Não votei no Seu Nélson (que conheci antes das patentes), mas pago o mesmo IPTU de quem votou, e a partir do momento em que foi escolhido pela maioria da população gonçalense, ele passa a ser o prefeito de minha cidade e, como cidadão, é meu dever cobrar. Mas é difícil exigir direitos quando meus pares abrem mão deles em troca de não sei o quê.


A prefeitura alardeia agora um evento, chamado “Viração Cultural”. 24 horas de acontecimentos artísticos em nossa cidade, simultaneamente em quatro palcos: o finado Lavourão, a caliente Loninha Cultural do Jardim Catarina, o Ponto de Ônibus Coberto das Artes e o teatro municipal. “Caramba, Gregório! Você não fica pilhado não? Será esse o renascimento cultural pelo qual você tanto esperava?”


Claro que não, interlocutor inexistente e groselheiro. Serão 200 artistas (e pasmem! Nenhum dançando o Vira!) se apresentando sem nada receberem por isso. Uma chuva de azeitonas na empada de uma gestão obscura e ineficaz. A custo de quê? Não sei. Só sei que, para a prefeitura, é a custo zero. Não é à toa que as ausências na programação falem muito mais alto que as presenças — longe de mim desmerecer o trabalho artístico dos que lá estão. Meu problema é outro.



Como lutar e exigir do poder público alguma coisa, se sempre haverá aqueles dispostos a trabalhar de graça? Gente correndo para exibir sua arte, aprimorada em cursos e ensaios, em troca de pífios “obrigado” e “caramba, você é fera, hein”? Causa espanto que o subsecretário à frente de toda a viração fez parte daqueles que lá atrás lutaram para que nossa cultura fosse respeitada. Os que o viram antes, como eu, não mais o reconhecem. Virou outra coisa.


Como já boiei muito em desespero nesta baía e por muitos anos, rogo-me ao direito de tecer profecias: isto é só mais um começo sombrio. Temo pelos tempos e pelos artistas que virão, já começando a nadar na água podre e com bigornas amarradas nas pernas e braços, para tentar chegar a algum lugar e virarem artistas reconhecidos — isso em uma cidade que não reconhece talentos como Rheinaldo Baso e Simone Santó, hein?

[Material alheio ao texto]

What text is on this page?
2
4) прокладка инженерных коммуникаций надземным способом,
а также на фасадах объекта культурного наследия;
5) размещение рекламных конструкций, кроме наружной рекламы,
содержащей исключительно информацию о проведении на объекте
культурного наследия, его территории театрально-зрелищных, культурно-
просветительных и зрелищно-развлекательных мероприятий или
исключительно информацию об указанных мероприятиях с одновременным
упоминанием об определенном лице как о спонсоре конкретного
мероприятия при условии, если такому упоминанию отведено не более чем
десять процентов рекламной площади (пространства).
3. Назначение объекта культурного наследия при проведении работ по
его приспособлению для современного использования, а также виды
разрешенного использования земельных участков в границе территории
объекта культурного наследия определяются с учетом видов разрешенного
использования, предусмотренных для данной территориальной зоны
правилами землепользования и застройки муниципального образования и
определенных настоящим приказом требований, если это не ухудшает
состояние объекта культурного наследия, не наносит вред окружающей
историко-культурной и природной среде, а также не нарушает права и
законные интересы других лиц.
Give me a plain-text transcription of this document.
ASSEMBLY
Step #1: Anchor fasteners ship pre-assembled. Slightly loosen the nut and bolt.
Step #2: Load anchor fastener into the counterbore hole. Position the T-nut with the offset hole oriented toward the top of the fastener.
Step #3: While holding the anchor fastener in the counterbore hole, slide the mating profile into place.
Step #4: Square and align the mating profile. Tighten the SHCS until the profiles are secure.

A gestão do Seu Nélson comemorando e vibrando com a viração cultural lembra meu amigo Aristides Resende; o único naquele bar da Lagoinha que comemorou o gol dado pela Alemanha para o Oscar aos 45 do segundo tempo naquele famigerado 8 de julho, achando que o jogo ainda fosse virar. Tem artista na cidade, inclusive, dizendo que esse evento, essa Viração (ainda por cima uma paródia sem criatividade alguma dos viradões culturais pelo Brasilzão afora. Deveria se chamar Vacilão Cultural.) é um marco, e que agora o jogo virou. Virou sim, amigo.


Virou passeio.


Gregório de Azevedo é o fantasma dos saraus passados.